E não é outra a posição do Órgão Especial dessa mesma Corte:

AÇÃO DIRETA DE INCONSTITUCIONALIDADE. IPTU. LEI MUNICIPAL PREVENDO A POSSIBILIDADE DE, ATRAVÉS DE DECRETO EXECUTIVO, PROCEDER À ATUALIZAÇÃO DA BASE DE CÁLCULO DO IMPOSTO. POSSIBILIDADE. SÚMULA 160, DO STJ, E PRECEDENTES JURISPRUDENCIAIS. AÇÃO JULGADA IMPROCEDENTE. (Ação Direta de Inconstitucionalidade Nº 70006965057, Tribunal Pleno, Tribunal de Justiça do RS, Relator: Alfredo Guilherme Englert, Julgado em 19/04/2004)

AÇÃO DIRETA DE INCONSTITUCIONALIDADE. MATÉRIA TRIBUTÁRIA. MUNICÍPIO DE SANTA MARIA. IPTU. Lei municipal prevendo a possibilidade de, através de decreto executivo, proceder à mera atualização monetária da base de cálculo do imposto. TAXA DE COLETA DE LIXO. BASE DE CÁLCULO. IPTU. O fato de um dos elementos utilizados na fixação da base de cálculo do IPTU - a metragem da área construída do imóvel - ser considerado para determinação da alíquota da taxa de coleta de lixo, não quer dizer que tem essa taxa base de cálculo igual à do IPTU. IMPOSTO SOBRE SERVIÇOS. OPERAÇÕES DE LOCAÇÃO DE BENS MÓVEIS. Inconstitucional e não ilegal o tributo. Lei Municipal em descompasso com a Lei Federal na qual foi vetada, por inconstitucional, o dispositivo que determinava a incidência do imposto sobre essa natureza de operações. DESCABIDA ATRIBUIÇÃO DE EFEITO EX NUNC. Inexistentes razões de segurança jurídica, risco de dano ou excepcional interesse social para se atribuir eficácia prospectiva à decisão. REJEITADAS AS PRELIMINARES. AÇÃO JULGADA PARCIALMENTE PROCEDENTE. (Ação Direta de Inconstitucionalidade Nº 70010714103, Tribunal Pleno, Tribunal de Justiça do RS, Relator: Maria Berenice Dias, Julgado em 13/02/2006)

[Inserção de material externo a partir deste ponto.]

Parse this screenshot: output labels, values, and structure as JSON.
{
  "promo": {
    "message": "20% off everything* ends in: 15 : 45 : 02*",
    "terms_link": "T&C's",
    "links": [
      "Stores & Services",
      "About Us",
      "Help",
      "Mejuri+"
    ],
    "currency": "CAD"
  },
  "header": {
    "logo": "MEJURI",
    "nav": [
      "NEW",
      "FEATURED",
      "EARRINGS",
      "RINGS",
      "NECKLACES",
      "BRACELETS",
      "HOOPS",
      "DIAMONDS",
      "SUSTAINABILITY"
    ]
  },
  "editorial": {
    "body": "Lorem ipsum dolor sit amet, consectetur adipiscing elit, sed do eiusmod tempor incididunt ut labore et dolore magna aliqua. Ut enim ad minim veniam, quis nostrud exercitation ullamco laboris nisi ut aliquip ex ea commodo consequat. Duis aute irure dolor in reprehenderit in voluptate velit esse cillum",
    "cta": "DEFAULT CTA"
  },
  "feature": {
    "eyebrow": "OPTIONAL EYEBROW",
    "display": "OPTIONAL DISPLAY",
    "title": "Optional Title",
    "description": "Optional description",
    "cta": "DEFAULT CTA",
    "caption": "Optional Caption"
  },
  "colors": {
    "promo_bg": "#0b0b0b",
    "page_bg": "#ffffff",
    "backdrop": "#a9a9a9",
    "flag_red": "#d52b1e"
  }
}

Pela pertinência, vale conferir excerto do voto condutor no julgamento da Ação Direta de Inconstitucionalidade n.º 70006965057, acima ementada:

Se é certo que a modificação da base de cálculo que torne o pagamento do tributo mais oneroso ao sujeito passivo deve ser efetivada por meio de lei, e não por decreto do executivo, sob pena de ofensa ao princípio da legalidade insculpido na Carta Magna, não menos correto que a atualização do valor monetário da base de cálculo independe de lei, já tendo o Egrégio Superior Tribunal de Justiça se pronunciado a respeito da matéria, conforme se pode aferir do seguinte julgado:

IPTU. MAJORAÇÃO POR DECRETO. A majoração da base de cálculo do IPTU depende da elaboração de lei, exceto nos casos de simples atualização monetária, em atendimento ao princípio da reserva legal. É vedado ao município, por simples decreto, atualizar o valor venal dos imóveis, para fins de cálculo do IPTU, com base na planta de valores, ultrapassando a correção monetária autorizada por ato administrativo. Não há que se confundir a atualização do valor monetário da base de cálculo do imposto e a majoração da própria base de cálculo. A primeira é autorizada, independentemente de lei, podendo ser feita por decreto executivo, corrigindo monetariamente o valor venal dos imóveis. A majoração só poderá ser feita, formalmente, por meio de lei, elaborada pelo Poder Legislativo. Recurso conhecido e provido. (STJ, Ac. Un. da 2ª Turma, Rec. Especial nº 41.19 1/RS, ReL. MiN. Peçanha Martins, D.O.U., 14/04/ 1997). 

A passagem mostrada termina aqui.